Monday, December 22, 2008

Relief? Regret?

Well, it's not over - she's still pregnant, but now she's saying that she's decided not to continue this pregnancy.

I was so relieved to hear her say this -- so very, very relieved. I'd spent the whole week obsessively worrying about her, feeling alternately like a heel and like a martyr. I kept feeling angry, thinking she was really foolish to consider keeping this baby. Then I would feel angry at myself, for not supporting her 'decision' to keep the baby. Then I would feel angry at her again, and then I'd feel left out of the conversation and worried that I had alienated her. That I was not being the pillar of support she needed right now. Then I would feel angry for being needed as a support!

Oh, so much stress and conflicting emotions! I know this issue is close to my own heart. I have been pregnant four times. I only have two children. Do the math. I've lost babies before, one way and another.
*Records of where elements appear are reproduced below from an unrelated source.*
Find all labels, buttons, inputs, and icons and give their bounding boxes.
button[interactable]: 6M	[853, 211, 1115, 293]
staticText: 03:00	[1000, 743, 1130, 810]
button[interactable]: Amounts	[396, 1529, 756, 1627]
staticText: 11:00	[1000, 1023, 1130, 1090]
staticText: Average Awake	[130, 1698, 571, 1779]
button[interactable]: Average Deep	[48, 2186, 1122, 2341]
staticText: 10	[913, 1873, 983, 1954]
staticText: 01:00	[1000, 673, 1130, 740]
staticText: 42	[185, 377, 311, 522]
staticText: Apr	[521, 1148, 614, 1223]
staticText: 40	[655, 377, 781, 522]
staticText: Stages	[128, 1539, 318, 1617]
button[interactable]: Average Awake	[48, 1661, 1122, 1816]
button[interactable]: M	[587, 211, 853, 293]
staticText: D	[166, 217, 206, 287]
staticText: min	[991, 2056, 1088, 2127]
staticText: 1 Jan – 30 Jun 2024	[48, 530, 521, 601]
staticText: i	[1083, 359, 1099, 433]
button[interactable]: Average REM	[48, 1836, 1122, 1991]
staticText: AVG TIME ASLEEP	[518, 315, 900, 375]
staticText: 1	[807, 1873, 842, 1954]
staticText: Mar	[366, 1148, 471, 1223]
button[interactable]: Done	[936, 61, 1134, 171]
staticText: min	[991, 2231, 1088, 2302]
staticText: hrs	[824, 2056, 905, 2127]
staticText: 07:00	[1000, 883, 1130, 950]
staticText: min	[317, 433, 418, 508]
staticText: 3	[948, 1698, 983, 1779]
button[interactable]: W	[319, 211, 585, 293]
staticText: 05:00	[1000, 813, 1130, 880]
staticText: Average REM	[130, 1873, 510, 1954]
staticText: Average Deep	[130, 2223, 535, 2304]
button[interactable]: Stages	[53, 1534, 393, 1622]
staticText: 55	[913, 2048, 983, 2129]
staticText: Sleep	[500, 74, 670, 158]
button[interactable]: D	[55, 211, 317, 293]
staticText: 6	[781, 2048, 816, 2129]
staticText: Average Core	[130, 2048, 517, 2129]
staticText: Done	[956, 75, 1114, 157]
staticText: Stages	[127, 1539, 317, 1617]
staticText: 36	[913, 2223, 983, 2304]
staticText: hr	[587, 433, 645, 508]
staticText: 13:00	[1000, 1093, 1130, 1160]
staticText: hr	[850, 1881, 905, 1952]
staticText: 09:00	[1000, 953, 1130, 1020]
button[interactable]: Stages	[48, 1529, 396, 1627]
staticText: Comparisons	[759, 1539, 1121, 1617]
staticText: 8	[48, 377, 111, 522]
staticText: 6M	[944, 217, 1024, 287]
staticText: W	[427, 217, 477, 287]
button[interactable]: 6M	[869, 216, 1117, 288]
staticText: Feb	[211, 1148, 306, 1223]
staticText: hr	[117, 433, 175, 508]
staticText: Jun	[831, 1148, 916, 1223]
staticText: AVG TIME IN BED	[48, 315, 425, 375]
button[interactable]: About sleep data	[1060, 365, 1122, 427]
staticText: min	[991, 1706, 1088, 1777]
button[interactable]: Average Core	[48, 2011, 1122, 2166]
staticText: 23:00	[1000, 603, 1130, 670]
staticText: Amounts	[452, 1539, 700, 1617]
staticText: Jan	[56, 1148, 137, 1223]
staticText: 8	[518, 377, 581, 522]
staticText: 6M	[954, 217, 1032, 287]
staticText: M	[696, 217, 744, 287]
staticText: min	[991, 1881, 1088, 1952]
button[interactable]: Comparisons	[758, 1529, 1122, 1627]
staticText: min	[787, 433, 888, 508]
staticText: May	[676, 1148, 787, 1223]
Either way, I don't think it was a huge loss to me personally. I know that the potential for human life was there those two other pregnancies, but it never got that to that point. Does it matter if it was intentional or not? I thought I was over these feelings, but I think all my own defenses and complications came bubbling to the front.

A part of me keeps saying (only to myself, and not to her!), Well... okay, yes, those are all good reason why not have a baby.... but really, well... why not? Have one here. This is a good home. This is a nice family. How could this be bad?

Bat shit crazy is how I feel, honestly. But mainly I'm relieved to know that her rational mind took over and weighed all the options, and she has decided to do what is best for her. She took a week, thought it over, and made up her mind.

I just hope she a) follows up on taking care of this and b) doesn't change her mind either now or after it's too late.